THE MORNING SUN, so benevolent and omniscient, blessed Nefertiti as she awaited Tut’s arrival in her private quarters. Akhenaten had been dead for only a few hours. She had already selected a group of “mourners,” women who would openly grieve at her husband’s funeral, beating their exposed breasts and tearing out their hair.
The time had come for the queen and her boy to have a grown-up talk about his future and, indeed, the future of all of Egypt
Nefertiti loved the six-year-old Tutankhamen: his trusting brown eyes, his passion for board games, even his endless questions about why the royal family never traveled to cities like Thebes and Memphis. In fact, Nefertiti adored everything about Tut except for one niggling detail: he wasn’t her son by birth.
As a very bright and practical woman of the times, Nefertiti understood that a pharaoh might have needs that could not be fulfilled by just one woman. But as a passionate queen and a woman unaccustomed to being trifled with, it had infuriated her when Akhenaten had married and impregnated Kiya. The great god Aten had been just and wise when he had taken Kiya’s life as she gave birth to Tut. And Nefertiti made sure that there would never again be a second wife around the royal court.
She had tended to her husband’s every fantasy, and when she couldn’t, Nefertiti directed his affections toward the harem girls, for it was common knowledge that no pharaoh, not even one as outlandish as Akhenaten, would marry a common whore.
So it was that Nefertiti began to raise Tutankhamen as her own.
The boy never knew his real mother, and though he had been told of her life and tragic death, he was still too young to fully comprehend being conceived in the womb of one woman and reared by the loving hands of another.
“Did you want to see me, Mother?” He was so innocent—and yet so full of life. Nefertiti was overcome with warmth as she gazed upon the boy. She did love him, deeply, but not everyone in the court did. For some, he was already a hated rival.
“Yes, Tut. Come. Sit next to me. Sit close to your mother.”
Tut walked across the tile floor in his bare feet and plopped onto the divan next to Nefertiti.

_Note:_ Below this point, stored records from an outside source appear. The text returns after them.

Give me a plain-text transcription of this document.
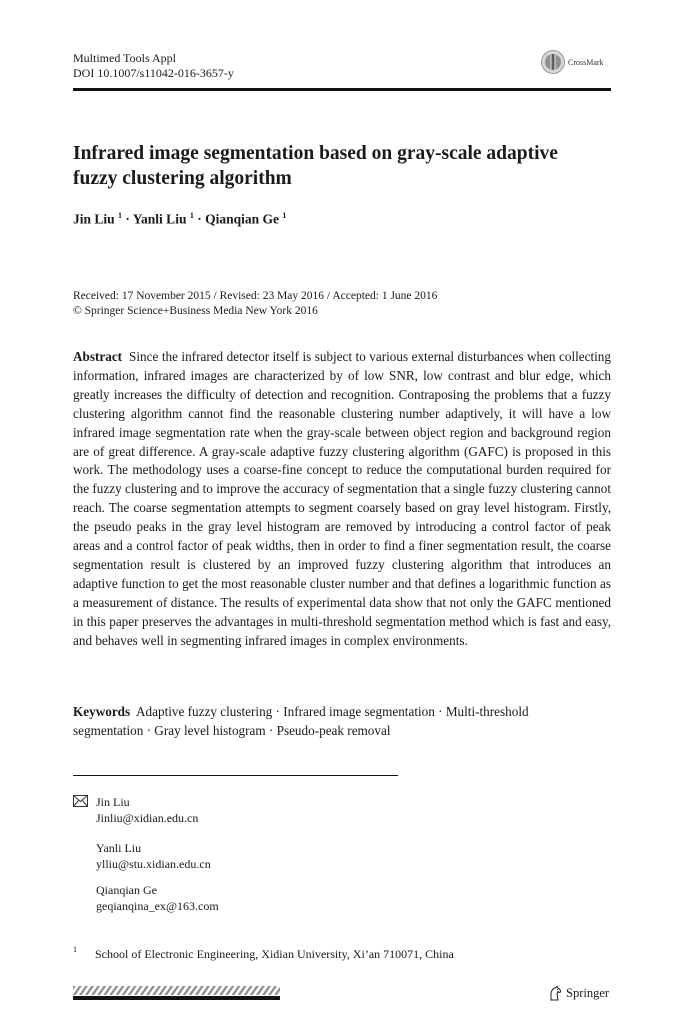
Multimed Tools Appl
DOI 10.1007/s11042-016-3657-y
CrossMark
Infrared image segmentation based on gray-scale adaptive
fuzzy clustering algorithm
Jin Liu $^1$ · Yanli Liu $^1$ · Qianqian Ge $^1$
Received: 17 November 2015 / Revised: 23 May 2016 / Accepted: 1 June 2016
© Springer Science+Business Media New York 2016
Abstract Since the infrared detector itself is subject to various external disturbances when collecting information, infrared images are characterized by of low SNR, low contrast and blur edge, which greatly increases the difficulty of detection and recognition. Contraposing the problems that a fuzzy clustering algorithm cannot find the reasonable clustering number adaptively, it will have a low infrared image segmentation rate when the gray-scale between object region and background region are of great difference. A gray-scale adaptive fuzzy clustering algorithm (GAFC) is proposed in this work. The methodology uses a coarse-fine concept to reduce the computational burden required for the fuzzy clustering and to improve the accuracy of segmentation that a single fuzzy clustering cannot reach. The coarse segmentation attempts to segment coarsely based on gray level histogram. Firstly, the pseudo peaks in the gray level histogram are removed by introducing a control factor of peak areas and a control factor of peak widths, then in order to find a finer segmentation result, the coarse segmentation result is clustered by an improved fuzzy clustering algorithm that introduces an adaptive function to get the most reasonable cluster number and that defines a logarithmic function as a measurement of distance. The results of experimental data show that not only the GAFC mentioned in this paper preserves the advantages in multi-threshold segmentation method which is fast and easy, and behaves well in segmenting infrared images in complex environments.
Keywords Adaptive fuzzy clustering · Infrared image segmentation · Multi-threshold
segmentation · Gray level histogram · Pseudo-peak removal
Jin Liu
Jinliu@xidian.edu.cn
Yanli Liu
ylliu@stu.xidian.edu.cn
Qianqian Ge
geqianqina_ex@163.com
1 School of Electronic Engineering, Xidian University, Xi’an 710071, China
Springer
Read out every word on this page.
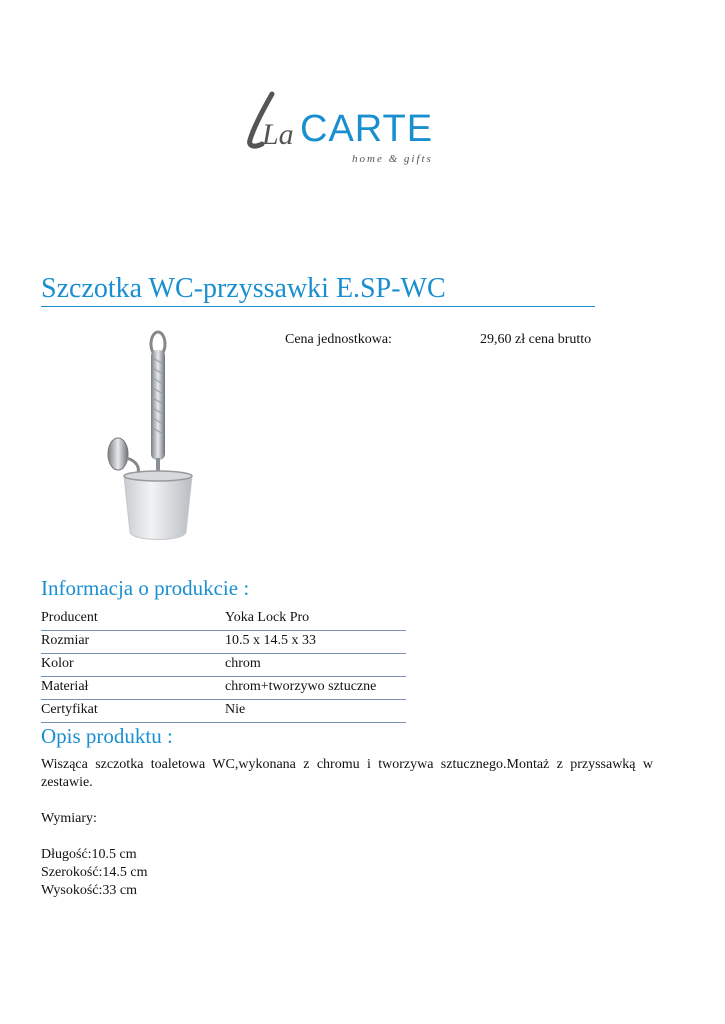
La CARTE
home & gifts
Szczotka WC-przyssawki E.SP-WC
Cena jednostkowa:	29,60 zł cena brutto
Informacja o produkcie :
Producent	Yoka Lock Pro
Rozmiar	10.5 x 14.5 x 33
Kolor	chrom
Materiał	chrom+tworzywo sztuczne
Certyfikat	Nie
Opis produktu :

Wisząca szczotka toaletowa WC,wykonana z chromu i tworzywa sztucznego.Montaż z przyssawką w zestawie.

Wymiary:

Długość:10.5 cm

Szerokość:14.5 cm

Wysokość:33 cm
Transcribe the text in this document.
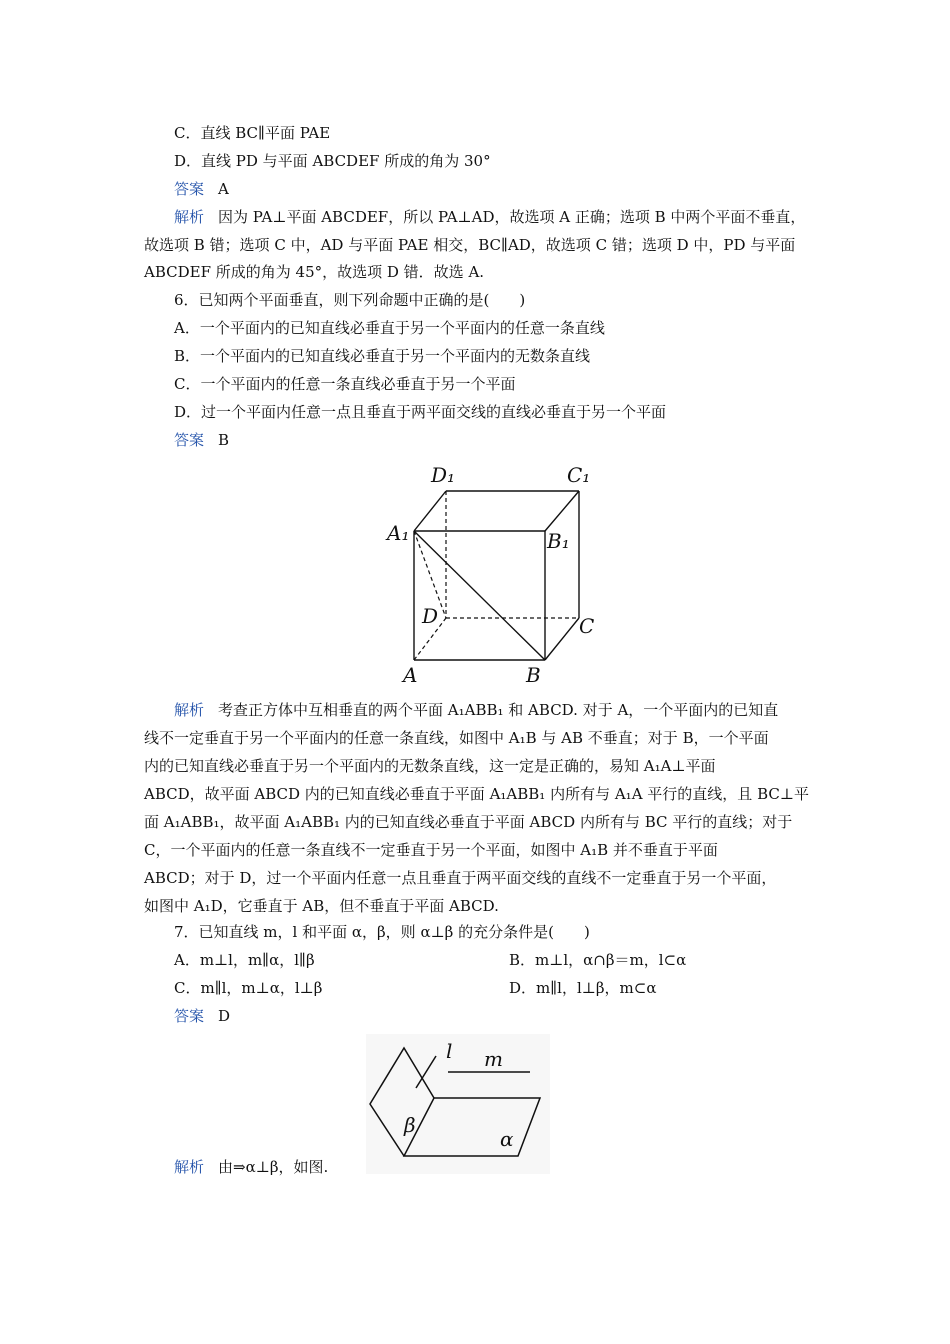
C．直线 BC∥平面 PAE
D．直线 PD 与平面 ABCDEF 所成的角为 30°
答案 A
解析 因为 PA⊥平面 ABCDEF，所以 PA⊥AD，故选项 A 正确；选项 B 中两个平面不垂直，
故选项 B 错；选项 C 中，AD 与平面 PAE 相交，BC∥AD，故选项 C 错；选项 D 中，PD 与平面
ABCDEF 所成的角为 45°，故选项 D 错．故选 A.
6．已知两个平面垂直，则下列命题中正确的是(　　)
A．一个平面内的已知直线必垂直于另一个平面内的任意一条直线
B．一个平面内的已知直线必垂直于另一个平面内的无数条直线
C．一个平面内的任意一条直线必垂直于另一个平面
D．过一个平面内任意一点且垂直于两平面交线的直线必垂直于另一个平面
答案 B
D₁	C₁
A₁	B₁
D	C
A	B
解析 考查正方体中互相垂直的两个平面 A₁ABB₁ 和 ABCD. 对于 A，一个平面内的已知直
线不一定垂直于另一个平面内的任意一条直线，如图中 A₁B 与 AB 不垂直；对于 B，一个平面
内的已知直线必垂直于另一个平面内的无数条直线，这一定是正确的，易知 A₁A⊥平面
ABCD，故平面 ABCD 内的已知直线必垂直于平面 A₁ABB₁ 内所有与 A₁A 平行的直线，且 BC⊥平
面 A₁ABB₁，故平面 A₁ABB₁ 内的已知直线必垂直于平面 ABCD 内所有与 BC 平行的直线；对于
C，一个平面内的任意一条直线不一定垂直于另一个平面，如图中 A₁B 并不垂直于平面
ABCD；对于 D，过一个平面内任意一点且垂直于两平面交线的直线不一定垂直于另一个平面，
如图中 A₁D，它垂直于 AB，但不垂直于平面 ABCD.
7．已知直线 m，l 和平面 α，β，则 α⊥β 的充分条件是(　　)
A．m⊥l，m∥α，l∥β	B．m⊥l，α∩β＝m，l⊂α
C．m∥l，m⊥α，l⊥β	D．m∥l，l⊥β，m⊂α
答案 D
l m
β
α
解析 由⇒α⊥β，如图.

“I heard about the pharaoh,” he said softly. “I’m sorry.”
She placed a hand underneath his chin and lifted it until his eyes met hers. “Your father hadn’t been feeling well for a long time,” she told him.
“How did he die?” Tut asked next. Always the questions with him.
She could never tell him the truth, but a lie didn’t feel right either. “He died in a burst of happiness. His heart was so filled with joy that it exploded.”
There. Not so bad.
“Tut, there’s something else we need to talk about. I need you to pay attention to what I have to tell you now.”
“You are just a boy and have not yet been trained in the ways of the pharaoh. But you must know that this is your destiny.”
The boy stopped her. “I don’t understand.”
“You will be pharaoh one day, Tut.”
“I don’t want to be pharaoh. I don’t! Why can’t you be pharaoh, Mother?”
“It is not considered best for a woman to rule Egypt, Tut. But because I am of royal blood, I will find a way to rule for as long as it takes you to learn to be a great pharaoh.”
“How long will that be, Mother?”
“A dozen years, maybe less. Because you’re so bright, Tut. There is no hurry. The important thing is that you learn to be wise and strong and full of compassion for the people of Egypt, as your father was. He was a good man, always a good man.”
“Smenkare would have made a good pharaoh,” said Tut. “And he was your son. This day must make you sad.”
The boy was smart, which was probably why she loved him as she did.
“Smenkare is dead, Tut.” She neglected to add that she had never loved her own son as much as she loved Tut. She had tried, but there was no light in Smenkare’s eyes, and she felt no connection between them. Someone like that should never rule Egypt, and it was almost fitting that the job would now go to this precocious boy at her side.
“No, Tut. It must be you.”
Tut simply nodded. “So what do I do next? Help me, Mother.”
“See how we’re sitting here? You and me, right next to each other?”
“Yes. Of course I do.”
“This is how we will rule Egypt at first. Side by side, the two of us. For now I will make the decisions, because you are too young. But as you become a man, you will fill a bigger space and have the knowledge to make good decisions.”
“Then I will rule as pharaoh?”
“Yes, Tut. And I know that you will do great things. You will be a pharaoh people always remember.”